Tindakan Belanda
dengan mendirikan negara “Boneka” Papua itu merupakan sikap yang menantang
kepada bangsa Indonesia untuk bertindak cepat. Oleh karena itu pemerintah
segera mengambil tindakan guna membebaskan Irian Barat. Pada tanggal 19
Desember 1961, Presiden Soekarno dalam suatu rapat raksasa di Yogyakarta
mengeluarkan komando yang terkenal sebagai Tri
Komando Rakyat (Trikora) yang isinya sebagai berikut.
1)
Gagalkan
pembentukan “Negara Papua” bikinan Belanda colonial.
2)
Kibarkan
Sang Merah Putih di Irian Barat tanah air Indonesia.
3)
Bersiaplah
untuk mobilisasi umum guna mempertahankan kemerdekaan dan kesatuan tanah air
dan bangsa.
Dengan
dikeluarkannya Trikora maka mulailah konfrontasi total terhadap Belanda dan
pada bulan Januari 1962 pemerintah membentuk Komando Mandala Pembebasan Irian
Barat yang berkedudukan di Makasar. Adapun tugas pokok dari Komando Mandala
Pembebasan Irian Barat ini adalah pengembangan operasi-operasi militer dengan
tujuan pengembangan Irian Barat ke dalam kekuasaan Negara Republik Indonesia.
Sebagai Panglima Komando Mandala adalah Mayor Jenderal Soeharto.
Sebelum
Komando Mandala melakukan operasi sudah dilakukan penyusupan ke Irian Barat.
Pada tanggal 15 Januari 1962 ketika waktu menunjukan pukul 21.15 di angkasa
terlihat dua buah pesawat terbang pada ketinggian 3000 kaki melintasi formasi
patrol ARLI. Diperkirakan pesawat tersebut adalah milik Belanda jenis Neptune dan Firefly.
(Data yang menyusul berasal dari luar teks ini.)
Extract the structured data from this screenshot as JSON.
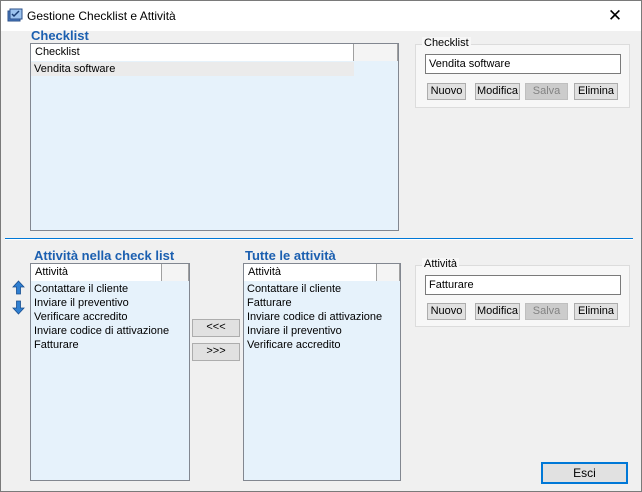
{
  "window": {
    "title": "Gestione Checklist e Attività",
    "close_glyph": "✕"
  },
  "checklist_section": {
    "title": "Checklist",
    "columns": [
      "Checklist",
      ""
    ],
    "rows": [
      "Vendita software"
    ],
    "selected_index": 0
  },
  "checklist_group": {
    "label": "Checklist",
    "value": "Vendita software",
    "buttons": {
      "new": "Nuovo",
      "edit": "Modifica",
      "save": "Salva",
      "delete": "Elimina"
    }
  },
  "assigned_section": {
    "title": "Attività nella check list",
    "columns": [
      "Attività",
      ""
    ],
    "rows": [
      "Contattare il cliente",
      "Inviare il preventivo",
      "Verificare accredito",
      "Inviare codice di attivazione",
      "Fatturare"
    ]
  },
  "all_section": {
    "title": "Tutte le attività",
    "columns": [
      "Attività",
      ""
    ],
    "rows": [
      "Contattare il cliente",
      "Fatturare",
      "Inviare codice di attivazione",
      "Inviare il preventivo",
      "Verificare accredito"
    ]
  },
  "transfer": {
    "add": "<<<",
    "remove": ">>>"
  },
  "activity_group": {
    "label": "Attività",
    "value": "Fatturare",
    "buttons": {
      "new": "Nuovo",
      "edit": "Modifica",
      "save": "Salva",
      "delete": "Elimina"
    }
  },
  "footer": {
    "exit": "Esci"
  },
  "colors": {
    "accent": "#1b5fb0",
    "list_background": "#e6f2fb",
    "window_background": "#f0f0f0",
    "divider": "#0078d7"
  },
  "icons": {
    "app": "checklist-app-icon",
    "move_up": "blue-arrow-up-icon",
    "move_down": "blue-arrow-down-icon"
  }
}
Waktu itu terlihat juga dua buah kapal perusak yang sedang
melepaskan tembakan kearah kapal Motor
Torpedo Boat (MTB) yang disitu turut
pula para pejabat tinggi dari Markas Besar Angkatan Laut yaitu Komondor Yos
Sudarso.
Dalam
insiden di Laut Aru tersebut Kepala Staf Angkatan Laut, Laksamana Pertama
(Komondor) Yos Sudarso, bersama Komandan KRI Macan Tutul, Kapten (Laut)
Wiratno, dan beberapa prajurit TNI-AL gugur sebagai pahlawan. Sebelum gugur
Komondor Yos Sudarso sempat mengucapakan pesan terakhir “Kobarkan Semangat
Pertempuran.”
Adapun
operasi-operasi yang direncanakan Komando Mandala di Irian Barat dibagi dalam
tiga fase, yakni sebagai berikut.
1.
Fase
Infiltrasi (samapai akhir 1962)
Memasukan 10
kompi ke sekitar sasaran-sasaran tertentu untuk menciptakan daerah bebas de facto. Kesatuan-kesatuan ini harus
dapat mengembangkan penguasaan wilayah dengan membawa serta rakyat Irian Barat
daalam perjuangan fisik untuk membebaskan wilayah tersebut.
2.
Fase
Eksploitasi (mulai awal 1963)
Mengadakan
serangan terbuka terhadap induk militer lawan, menduduki semua pos pertahanan
musuh yang penting.
3.
Fase
Konsolidasi (awal 1964)
Menegakkan
kekuasaan Republik Indonesia secara mutlak diseluruh Irian Barat.
Selanjutnya
antara bulan Maret sampai Agustus 1962 Komando Mandala melakukan
operasi-operasi pendaratan baik melalui laut maupun udara. Beberapa operasi
tersebut adalah Operasi Banteng di Fak-Fak dan Kaimana. Operasi srigala di
sekitar Sorong dan Teminabuan, Operasi Naga di Merauke, serta Operasi Jatayu di
Sorong, Kaimana, dan Merauke. Selain itu juga direncanakan serangan terbuka
merebut Irian Barat dengan Operasi Jayawijaya.